Sono dei dispositivi da posizionare nel focolare che aspirano l'aria fredda della stanza dove è posto il camino, la scaldano e poi la rimettono in circolo e la diffondono nell'ambiente. Uno dei tipici termoventilatori da camino aperto è costituito da:

  • corpo di riscaldamento in ghisa;
  • prolunga telescopica;
  • guaina metallica flessibile;
  • ventilatore con filtro a polvere;

Il corpo riscaldante, o camera di riscaldamento, può essere collocato tra le braci o, se ci sono, sugli alari; il ventilatore deve essere invece posizionato fuori dal camino, a destra o a sinistra e viene azionato mediante collegamento alla presa elettrica. Il corpo in ghisa e il ventilatore sono collegati da una guina metallica flessibile. Il funzionamento è semplice: il ventilatore aspira l'aria della stanza, la manda nella guaina flessibile, poi passa nella camera di riscaldamento dove si scalda e infine viene rimandata nella stanza mediante la prolunga telescopica che fuoriesce dal corpo riscaldante, garantendo una temperatura omogenea anche lontano dal caminetto. Questo tipo di termoventilatore si monta facilmente in meno di 5 minuti, non necessita di particolari interventi di installazione e consuma solamente 35 watt.

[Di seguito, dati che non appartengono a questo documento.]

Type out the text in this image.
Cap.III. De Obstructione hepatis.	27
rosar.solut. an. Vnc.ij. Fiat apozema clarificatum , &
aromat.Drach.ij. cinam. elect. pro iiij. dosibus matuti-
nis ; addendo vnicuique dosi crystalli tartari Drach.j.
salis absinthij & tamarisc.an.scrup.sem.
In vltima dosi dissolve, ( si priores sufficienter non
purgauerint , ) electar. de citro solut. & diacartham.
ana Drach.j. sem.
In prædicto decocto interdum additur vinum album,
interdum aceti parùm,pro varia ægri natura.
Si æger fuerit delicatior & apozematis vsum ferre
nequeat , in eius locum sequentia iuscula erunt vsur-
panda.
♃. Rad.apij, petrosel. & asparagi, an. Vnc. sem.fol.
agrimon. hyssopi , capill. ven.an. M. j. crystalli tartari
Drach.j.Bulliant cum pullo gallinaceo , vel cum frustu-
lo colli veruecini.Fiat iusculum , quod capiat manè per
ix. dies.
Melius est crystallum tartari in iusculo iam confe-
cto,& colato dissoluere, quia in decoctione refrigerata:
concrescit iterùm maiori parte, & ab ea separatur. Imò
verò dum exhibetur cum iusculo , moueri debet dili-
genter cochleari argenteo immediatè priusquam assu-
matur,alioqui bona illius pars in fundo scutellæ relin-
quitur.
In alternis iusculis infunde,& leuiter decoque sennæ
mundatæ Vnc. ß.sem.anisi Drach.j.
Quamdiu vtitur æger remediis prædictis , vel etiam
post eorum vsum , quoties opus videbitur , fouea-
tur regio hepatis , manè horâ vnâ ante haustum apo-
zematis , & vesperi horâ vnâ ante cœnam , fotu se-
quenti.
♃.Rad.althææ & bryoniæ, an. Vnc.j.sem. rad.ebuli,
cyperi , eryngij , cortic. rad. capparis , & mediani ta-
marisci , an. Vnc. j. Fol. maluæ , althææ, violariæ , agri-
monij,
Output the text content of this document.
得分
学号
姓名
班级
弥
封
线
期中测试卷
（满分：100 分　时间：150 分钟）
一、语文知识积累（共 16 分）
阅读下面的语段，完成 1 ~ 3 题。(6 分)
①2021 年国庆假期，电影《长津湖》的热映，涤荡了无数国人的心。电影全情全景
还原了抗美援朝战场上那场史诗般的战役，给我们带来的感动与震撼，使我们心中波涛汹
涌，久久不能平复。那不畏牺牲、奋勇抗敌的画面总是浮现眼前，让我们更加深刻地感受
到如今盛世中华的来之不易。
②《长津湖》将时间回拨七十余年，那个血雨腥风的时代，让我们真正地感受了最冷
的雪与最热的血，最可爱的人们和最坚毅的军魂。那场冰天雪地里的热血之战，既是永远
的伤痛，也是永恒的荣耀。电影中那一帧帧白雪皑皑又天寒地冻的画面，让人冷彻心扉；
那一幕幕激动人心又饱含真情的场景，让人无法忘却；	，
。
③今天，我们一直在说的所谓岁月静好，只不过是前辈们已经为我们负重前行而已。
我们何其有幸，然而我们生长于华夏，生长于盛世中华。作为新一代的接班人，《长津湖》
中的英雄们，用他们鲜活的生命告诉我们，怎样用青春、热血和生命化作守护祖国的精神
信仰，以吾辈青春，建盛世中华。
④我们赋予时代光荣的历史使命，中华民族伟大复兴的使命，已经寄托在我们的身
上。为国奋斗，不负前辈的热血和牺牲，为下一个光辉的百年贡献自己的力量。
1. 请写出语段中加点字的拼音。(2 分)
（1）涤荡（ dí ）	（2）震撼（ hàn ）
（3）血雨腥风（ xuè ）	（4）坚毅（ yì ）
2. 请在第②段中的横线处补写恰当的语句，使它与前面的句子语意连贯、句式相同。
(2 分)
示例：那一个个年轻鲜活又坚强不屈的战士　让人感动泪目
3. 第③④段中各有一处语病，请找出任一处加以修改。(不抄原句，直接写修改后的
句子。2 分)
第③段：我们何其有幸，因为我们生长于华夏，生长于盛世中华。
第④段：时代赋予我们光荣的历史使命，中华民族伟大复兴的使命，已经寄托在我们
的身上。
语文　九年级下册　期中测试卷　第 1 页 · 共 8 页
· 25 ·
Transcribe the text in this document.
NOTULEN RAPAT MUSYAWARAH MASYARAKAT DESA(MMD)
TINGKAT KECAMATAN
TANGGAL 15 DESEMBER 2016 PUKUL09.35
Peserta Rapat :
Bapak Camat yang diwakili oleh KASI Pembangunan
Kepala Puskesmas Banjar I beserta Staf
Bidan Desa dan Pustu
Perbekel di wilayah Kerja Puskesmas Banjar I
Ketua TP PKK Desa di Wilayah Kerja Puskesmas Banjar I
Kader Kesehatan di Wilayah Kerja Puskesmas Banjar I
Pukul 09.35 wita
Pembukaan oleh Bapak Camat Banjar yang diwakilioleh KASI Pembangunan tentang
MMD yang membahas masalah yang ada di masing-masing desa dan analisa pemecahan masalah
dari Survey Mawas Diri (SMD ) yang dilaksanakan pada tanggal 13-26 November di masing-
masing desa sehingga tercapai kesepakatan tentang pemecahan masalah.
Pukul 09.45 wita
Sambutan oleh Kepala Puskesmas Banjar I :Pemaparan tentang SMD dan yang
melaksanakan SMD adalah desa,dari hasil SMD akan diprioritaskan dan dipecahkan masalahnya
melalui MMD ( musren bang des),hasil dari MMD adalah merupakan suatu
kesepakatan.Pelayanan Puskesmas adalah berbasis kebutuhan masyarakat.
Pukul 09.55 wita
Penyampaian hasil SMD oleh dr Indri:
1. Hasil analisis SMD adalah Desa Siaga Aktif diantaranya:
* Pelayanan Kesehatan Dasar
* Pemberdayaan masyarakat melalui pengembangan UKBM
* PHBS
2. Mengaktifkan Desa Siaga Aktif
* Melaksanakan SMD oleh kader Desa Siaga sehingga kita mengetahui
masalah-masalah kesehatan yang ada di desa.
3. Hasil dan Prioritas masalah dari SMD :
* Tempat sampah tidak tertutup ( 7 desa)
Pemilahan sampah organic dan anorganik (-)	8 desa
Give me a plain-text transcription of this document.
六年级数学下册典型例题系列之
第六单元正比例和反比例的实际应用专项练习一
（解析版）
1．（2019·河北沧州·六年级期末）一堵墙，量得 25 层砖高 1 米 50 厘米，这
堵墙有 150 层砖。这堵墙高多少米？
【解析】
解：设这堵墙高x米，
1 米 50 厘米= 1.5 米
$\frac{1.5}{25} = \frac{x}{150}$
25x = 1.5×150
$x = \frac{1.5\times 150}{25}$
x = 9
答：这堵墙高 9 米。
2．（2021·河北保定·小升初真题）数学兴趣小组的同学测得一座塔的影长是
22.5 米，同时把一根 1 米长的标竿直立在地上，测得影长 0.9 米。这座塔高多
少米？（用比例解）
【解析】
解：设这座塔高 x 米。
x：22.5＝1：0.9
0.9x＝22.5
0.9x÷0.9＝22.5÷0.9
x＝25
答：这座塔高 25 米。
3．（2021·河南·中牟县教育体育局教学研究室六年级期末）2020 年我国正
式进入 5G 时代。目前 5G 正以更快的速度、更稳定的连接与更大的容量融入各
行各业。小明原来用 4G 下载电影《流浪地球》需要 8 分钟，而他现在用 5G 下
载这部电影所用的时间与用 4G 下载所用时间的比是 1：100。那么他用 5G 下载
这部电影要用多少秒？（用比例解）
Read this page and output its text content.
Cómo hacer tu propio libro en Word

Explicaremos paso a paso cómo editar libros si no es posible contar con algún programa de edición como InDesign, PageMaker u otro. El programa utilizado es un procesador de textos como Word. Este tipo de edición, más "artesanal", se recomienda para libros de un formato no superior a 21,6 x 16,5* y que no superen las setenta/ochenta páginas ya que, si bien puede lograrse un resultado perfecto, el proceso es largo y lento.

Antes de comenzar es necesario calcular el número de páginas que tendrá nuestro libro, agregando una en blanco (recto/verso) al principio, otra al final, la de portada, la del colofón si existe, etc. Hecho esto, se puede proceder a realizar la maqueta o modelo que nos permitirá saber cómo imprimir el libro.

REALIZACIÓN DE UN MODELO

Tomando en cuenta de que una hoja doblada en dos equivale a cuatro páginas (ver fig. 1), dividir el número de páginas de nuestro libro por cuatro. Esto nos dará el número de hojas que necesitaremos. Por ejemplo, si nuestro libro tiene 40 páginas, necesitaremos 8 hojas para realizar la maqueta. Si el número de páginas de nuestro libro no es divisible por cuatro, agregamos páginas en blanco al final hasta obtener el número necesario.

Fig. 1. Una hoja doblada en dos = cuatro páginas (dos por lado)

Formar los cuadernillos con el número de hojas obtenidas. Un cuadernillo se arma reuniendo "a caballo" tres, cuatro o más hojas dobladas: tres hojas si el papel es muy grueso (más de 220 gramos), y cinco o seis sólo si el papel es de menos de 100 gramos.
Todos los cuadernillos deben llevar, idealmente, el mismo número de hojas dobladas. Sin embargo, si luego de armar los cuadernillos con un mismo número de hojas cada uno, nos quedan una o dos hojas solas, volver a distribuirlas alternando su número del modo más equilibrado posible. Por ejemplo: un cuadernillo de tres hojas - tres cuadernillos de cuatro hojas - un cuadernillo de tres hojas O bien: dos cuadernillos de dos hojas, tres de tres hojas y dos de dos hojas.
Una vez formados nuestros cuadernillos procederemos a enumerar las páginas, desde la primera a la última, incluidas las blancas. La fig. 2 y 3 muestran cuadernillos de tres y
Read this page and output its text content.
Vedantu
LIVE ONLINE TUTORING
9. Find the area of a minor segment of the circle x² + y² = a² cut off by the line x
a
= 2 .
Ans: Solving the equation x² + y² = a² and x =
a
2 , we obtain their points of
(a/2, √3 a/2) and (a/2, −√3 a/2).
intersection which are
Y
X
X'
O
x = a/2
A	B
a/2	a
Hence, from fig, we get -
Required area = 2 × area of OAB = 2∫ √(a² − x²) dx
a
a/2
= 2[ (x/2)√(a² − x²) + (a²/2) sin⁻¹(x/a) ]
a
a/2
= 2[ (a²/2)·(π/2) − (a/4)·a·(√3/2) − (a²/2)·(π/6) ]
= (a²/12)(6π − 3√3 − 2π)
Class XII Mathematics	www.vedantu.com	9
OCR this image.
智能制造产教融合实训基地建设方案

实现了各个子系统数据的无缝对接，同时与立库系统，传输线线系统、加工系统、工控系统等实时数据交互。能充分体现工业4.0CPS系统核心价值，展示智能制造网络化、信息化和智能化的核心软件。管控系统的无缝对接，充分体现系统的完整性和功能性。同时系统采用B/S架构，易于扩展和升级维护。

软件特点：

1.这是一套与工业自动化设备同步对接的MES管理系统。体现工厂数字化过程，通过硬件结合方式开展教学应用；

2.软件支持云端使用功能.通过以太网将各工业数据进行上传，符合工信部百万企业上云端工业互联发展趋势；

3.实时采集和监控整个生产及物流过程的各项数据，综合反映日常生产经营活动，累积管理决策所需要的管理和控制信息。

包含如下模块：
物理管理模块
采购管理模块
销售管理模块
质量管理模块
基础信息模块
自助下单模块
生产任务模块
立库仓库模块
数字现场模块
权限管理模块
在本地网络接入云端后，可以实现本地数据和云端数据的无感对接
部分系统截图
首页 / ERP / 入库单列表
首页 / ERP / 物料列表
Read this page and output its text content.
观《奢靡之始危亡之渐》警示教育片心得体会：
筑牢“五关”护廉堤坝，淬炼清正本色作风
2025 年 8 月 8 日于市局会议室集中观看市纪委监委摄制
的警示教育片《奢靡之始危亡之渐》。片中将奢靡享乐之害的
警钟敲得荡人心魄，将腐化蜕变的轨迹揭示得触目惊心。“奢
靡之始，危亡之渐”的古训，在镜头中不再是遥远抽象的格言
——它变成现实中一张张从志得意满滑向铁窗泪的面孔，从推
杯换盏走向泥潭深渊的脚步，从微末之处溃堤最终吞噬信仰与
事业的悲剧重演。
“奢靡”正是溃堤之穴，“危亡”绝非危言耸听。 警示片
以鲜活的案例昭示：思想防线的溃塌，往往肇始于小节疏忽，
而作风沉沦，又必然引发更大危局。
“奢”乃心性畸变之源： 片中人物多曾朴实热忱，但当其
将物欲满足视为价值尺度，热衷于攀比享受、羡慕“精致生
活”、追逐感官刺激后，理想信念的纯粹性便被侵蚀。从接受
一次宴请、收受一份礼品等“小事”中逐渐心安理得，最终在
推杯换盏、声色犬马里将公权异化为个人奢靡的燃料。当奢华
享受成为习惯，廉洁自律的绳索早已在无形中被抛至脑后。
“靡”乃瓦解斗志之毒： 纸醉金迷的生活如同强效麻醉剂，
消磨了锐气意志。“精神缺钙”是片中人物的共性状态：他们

recuperatore di calore per camini aperti

(Esemplare di termoventilatore per camini aperti composto da: corpo centrale riscaldante in ghisa, guina metallica flessibile, ventilatore e prolunga telescopica.)

Doppio focolare senza vetro

Tale sistema consiste nel posizionamento di un recuperatore di calore al di sotto del caminetto che opera come una stufa a legna. In pratica si creano due focolari: uno a vista e uno al di sotto, separati da due piastre in ghisa scorrevoli. Il funzionamento si articola in ben 4 fasi, basati sul principio di aspirazione delle fiamme nella parte bassa, con la produzione di maggior aria calda che fuoriesce dalle bocchette e che viene proiettata nei locali, mentre i fumi vengono evacuati sia dalla canna fumaria principale che da un condotto secondario. Il rendimento è di ben oltre l'80%. Si possono sia eseguire installazioni ex novo, sia recuperare vecchi caminetti e renderli più efficienti, effettuando degli interventi di muratura, senza però alterare l'aspetto originario del camino.

Inoltre è anche possibile cucinare, con poche e semplici mosse:

  1. posizionare la legna nella camera di combustione sottostante e accenderla;

  2. quando il fuoco è ben avviato chiudere le piastre in ghisa;

  3. porre le pentole o i tegami nel focolare sopra le due piastre chiuse e procedere con la cottura come sopra ad un fornello;

  4. per le grigliate si devono tenere le piastre semiaperte e collocare una griglia sopra ad esse.

Nel video che segue vi mostriamo le 4 fasi di funzionamento del doppio focolare senza vetro e come utilizzarlo per cucinare:

Caminetto-stufa: un camino da incasso con camera di combustione in ghisa o materiale refrattario

Per coloro che vogliono incrementare il potere riscaldante del proprio caminetto a legna a camera aperta, tradizionale o ventilato, senza preoccuparsi di sacrificarne il caratteristico aspetto e senza effettuare opere murarie, la soluzione più congeniale è quella del caminetto-stufa: si tratta di un camino da incasso (noto anche con il nome di inserto) con camera di combustione in ghisa o in materiale refrattario, da inserire nel vecchio camino aperto, trasformandolo in un focolare chiuso provvisto di sportello con vetro ceramico che impedisce la dispersione del calore e che assicura un'elevata tenuta termica.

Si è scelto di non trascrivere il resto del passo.